Uma década depois do lançamento da primeira pedra foi levada a primitiva imagem para o interior da Capela, data em que a mesma foi consagrada.

A Capela é composta de duas partes: a nave (de planta octogonal) e a capela-mor (rectangular). No exterior podemos ver – se bem que agora está tudo coberto por andaimes e telas – três portais de grande aparato ornamental, dos quais o principal ostenta um sumptuoso remate decorativo nos frontões decorados com folhagem e grinaldas de pedra. No interior, ao melhor estilo barroco, cada face da nave octogonal forma um arco pleno e são também arcos de pedra que sustentam a abóbada, a qual fecha com um belo florão de madeira entalhada, a avaliar pelas fotos existentes. A completar a decoração interior estão dois retábulos de talha com pinturas de Pedro Alexandrino. Esta e outras informações podem ser encontradas na Internet, com a assinatura da diocese de Aveiro – uma forma de visitar o espaço até que seja possível fazê-lo fisicamente.

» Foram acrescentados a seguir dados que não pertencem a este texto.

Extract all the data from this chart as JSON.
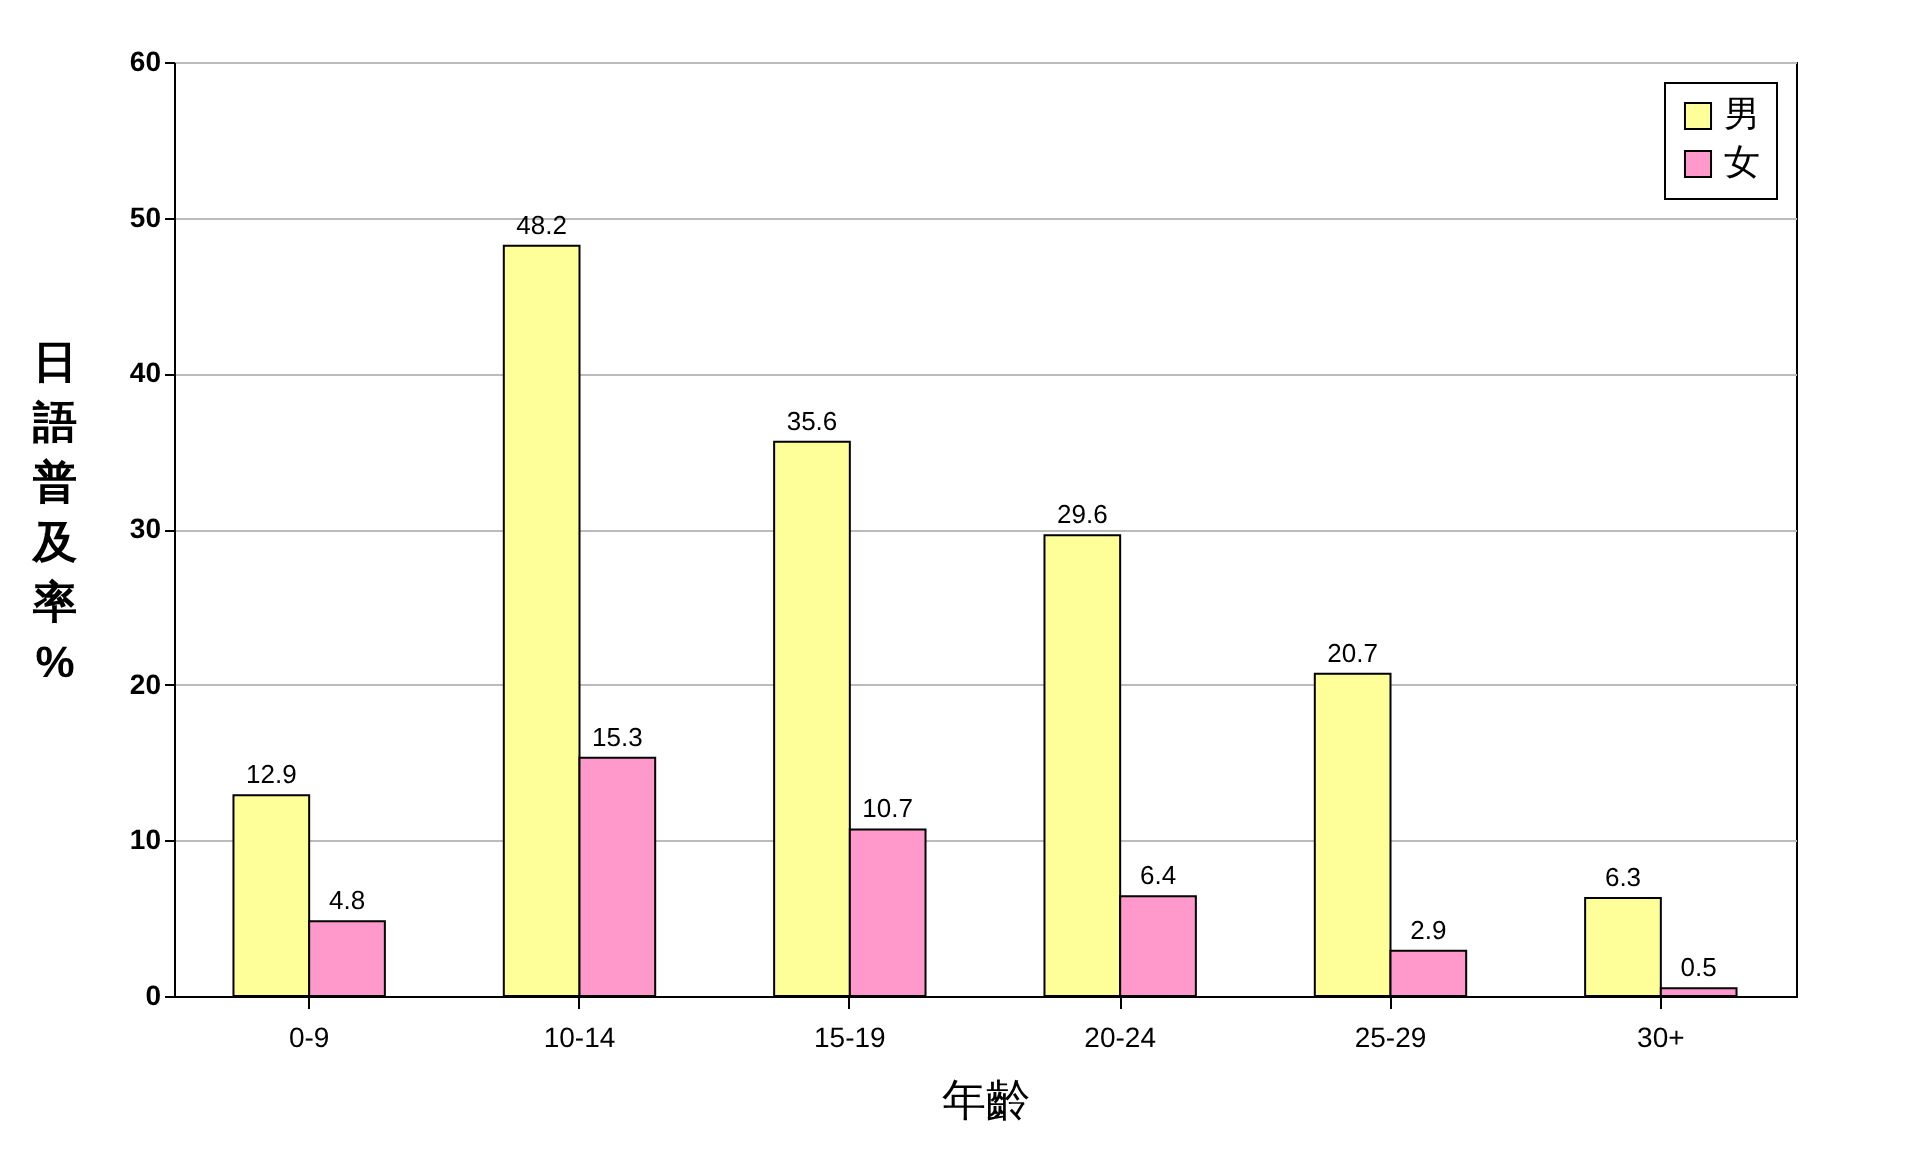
{
  "chart_data": {
    "type": "bar",
    "xlabel": "年齡",
    "ylabel": "日語普及率%",
    "categories": [
      "0-9",
      "10-14",
      "15-19",
      "20-24",
      "25-29",
      "30+"
    ],
    "series": [
      {
        "name": "男",
        "color": "#ffff99",
        "values": [
          12.9,
          48.2,
          35.6,
          29.6,
          20.7,
          6.3
        ]
      },
      {
        "name": "女",
        "color": "#ff99cc",
        "values": [
          4.8,
          15.3,
          10.7,
          6.4,
          2.9,
          0.5
        ]
      }
    ],
    "ylim": [
      0,
      60
    ],
    "yticks": [
      0,
      10,
      20,
      30,
      40,
      50,
      60
    ],
    "grid": "y",
    "legend": "top right",
    "data_labels": true
  }
}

Sem grande estupefacção, considerando as semelhanças no estilo, lemos que as linhas da Capela foram desenhadas pelo mesmo arquitecto que idealizou a Biblioteca Joanina da Universidade de Coimbra. Aliás, Gaspar Ferreira deixou obra um pouco por toda a região-centro de Portugal, sendo os projectos mais conhecidos a Biblioteca Joanina e os claustros de Santa Clara-a-Nova.

O restauro da Capela do Senhor das Barrocas há muito que era pedido por várias individualidades, mais precisamente desde a primeira metade do século passado, como se pode constatar num texto da autoria de António Nascimento Leitão, datado de Julho de 1945. Dita assim a prosa: “É considerada a Capela como monumento nacional. Tanto bastará para que a respectiva Direcção lhe acuda com urgente restauro − não vá o agravamento do mal acabar em pouco tempo com o que resta de mais vulnerável desta apreciada obra de arte”. Mais de meio século depois e de muito se ter perdido à erosão, o almejado restauro chegou!

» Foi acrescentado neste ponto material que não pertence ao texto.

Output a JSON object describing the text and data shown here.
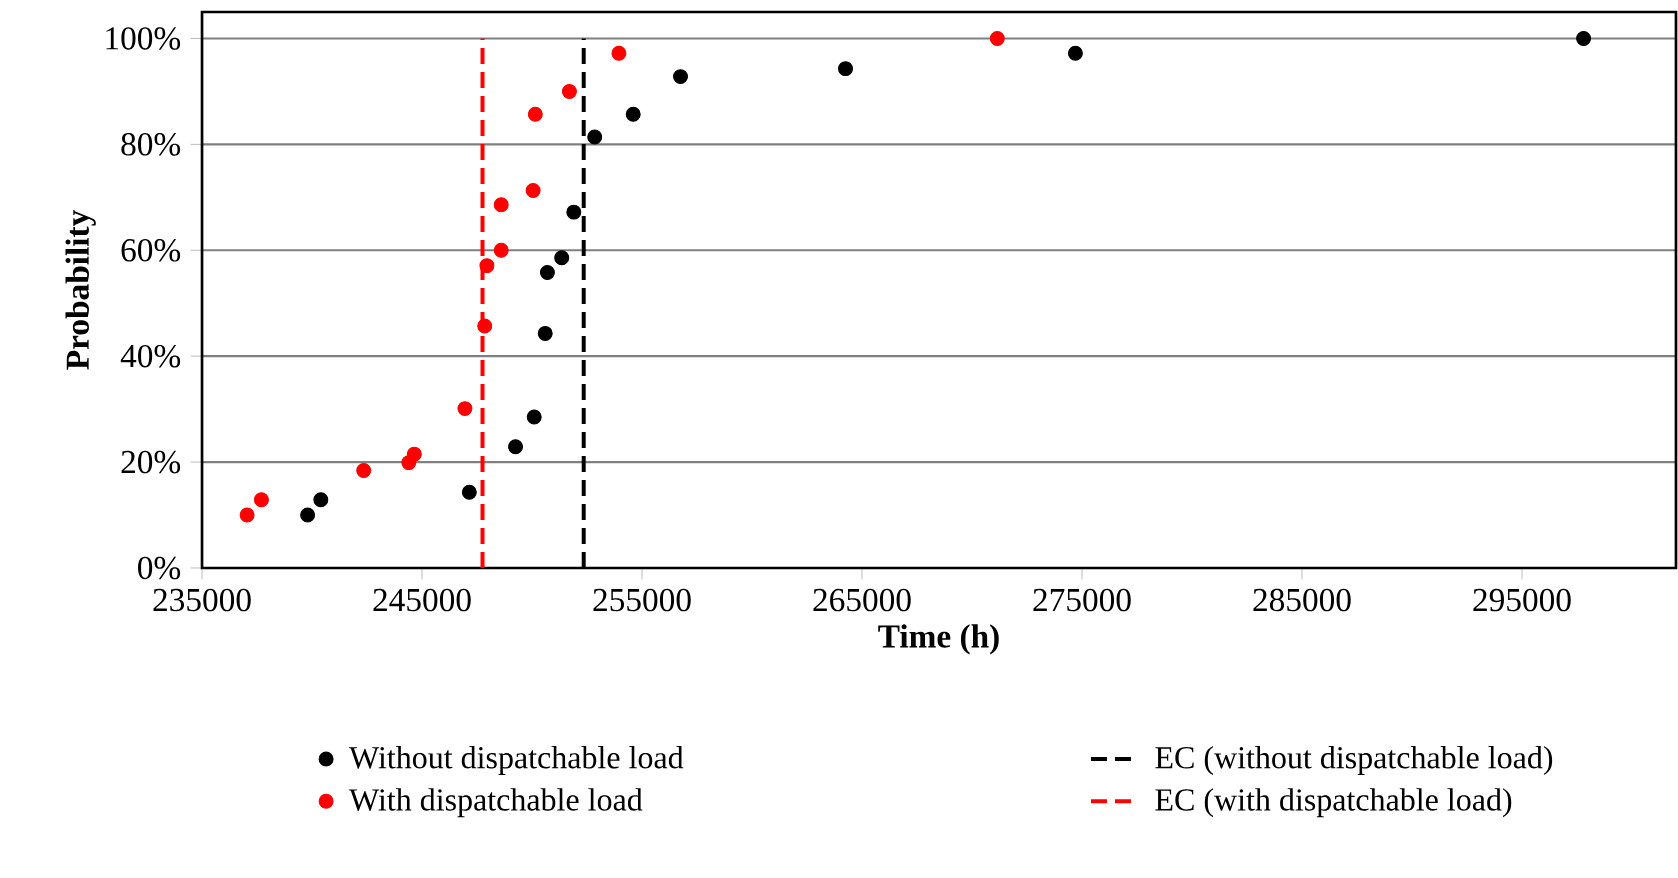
{
  "chart_data": {
    "type": "scatter",
    "xlabel": "Time (h)",
    "ylabel": "Probability",
    "xlim": [
      235000,
      302000
    ],
    "xticks": [
      235000,
      245000,
      255000,
      265000,
      275000,
      285000,
      295000
    ],
    "ylim": [
      0,
      105
    ],
    "yticks": [
      {
        "value": 0,
        "label": "0%"
      },
      {
        "value": 20,
        "label": "20%"
      },
      {
        "value": 40,
        "label": "40%"
      },
      {
        "value": 60,
        "label": "60%"
      },
      {
        "value": 80,
        "label": "80%"
      },
      {
        "value": 100,
        "label": "100%"
      }
    ],
    "grid": "y",
    "legend": "bottom",
    "marker": "circle",
    "series": [
      {
        "name": "Without dispatchable load",
        "color": "#000000",
        "x": [
          239800,
          240400,
          247150,
          249250,
          250100,
          250600,
          250700,
          251350,
          251900,
          252850,
          254600,
          256750,
          264250,
          274700,
          297800
        ],
        "values": [
          10.0,
          12.9,
          14.3,
          22.9,
          28.5,
          44.3,
          55.8,
          58.6,
          67.2,
          81.4,
          85.7,
          92.8,
          94.3,
          97.2,
          100
        ]
      },
      {
        "name": "With dispatchable load",
        "color": "#ff0000",
        "x": [
          237050,
          237700,
          242350,
          244400,
          244650,
          246950,
          247850,
          247950,
          248600,
          248600,
          250050,
          250150,
          251700,
          253950,
          271150
        ],
        "values": [
          10.0,
          12.9,
          18.4,
          19.9,
          21.5,
          30.1,
          45.7,
          57.1,
          60.0,
          68.6,
          71.3,
          85.7,
          90.0,
          97.2,
          100
        ]
      }
    ],
    "ref_lines": [
      {
        "axis": "x",
        "value": 252350,
        "label": "EC (without dispatchable load)",
        "color": "#000000",
        "line_style": "dashed"
      },
      {
        "axis": "x",
        "value": 247750,
        "label": "EC (with dispatchable load)",
        "color": "#ff0000",
        "line_style": "dashed"
      }
    ]
  }
}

A zona onde se encontra a Capela, as Barrocas, é hoje uma das áreas residências com maior crescimento na cidade de Aveiro, o que faz com que a Capela e as artérias envolventes acabem por ficar algo escondidas e passem despercebidas ao cidadão mais apressado. Quanto aos turistas, pensamos que a maioria desconhece por completo esta obra-prima; e mesmo que soubessem da sua existência, muito dificilmente conseguiriam chegar ao local, sem se perderem uma boa dezena de vezes no emaranhado de ruas e ruelas em que se tornou a zona mais velha da cidade. No entanto, os guias mais recentes, publicados pela edilidade, contemplam informação sobre a Capela e as formas de a ela chegar mais facilmente.

Contudo, o facto de ficar algo afastada do conhecido centro – Rossio, Mercado do Peixe e Avenida Lourenço Peixinho – faz com que a Capela do Senhor das Barrocas continue a ser de certa forma “marginalizada”.

Esperamos que a revitalização da zona envolvente do Canal de São Roque, contíguo às Barrocas, contribua para que este local seja mais conhecido.

Caso o trabalho de restauro traga os resultados que todos esperam, este será uma mais-valia para a cidade de Aveiro em termos de oferta descentralizada para os turistas.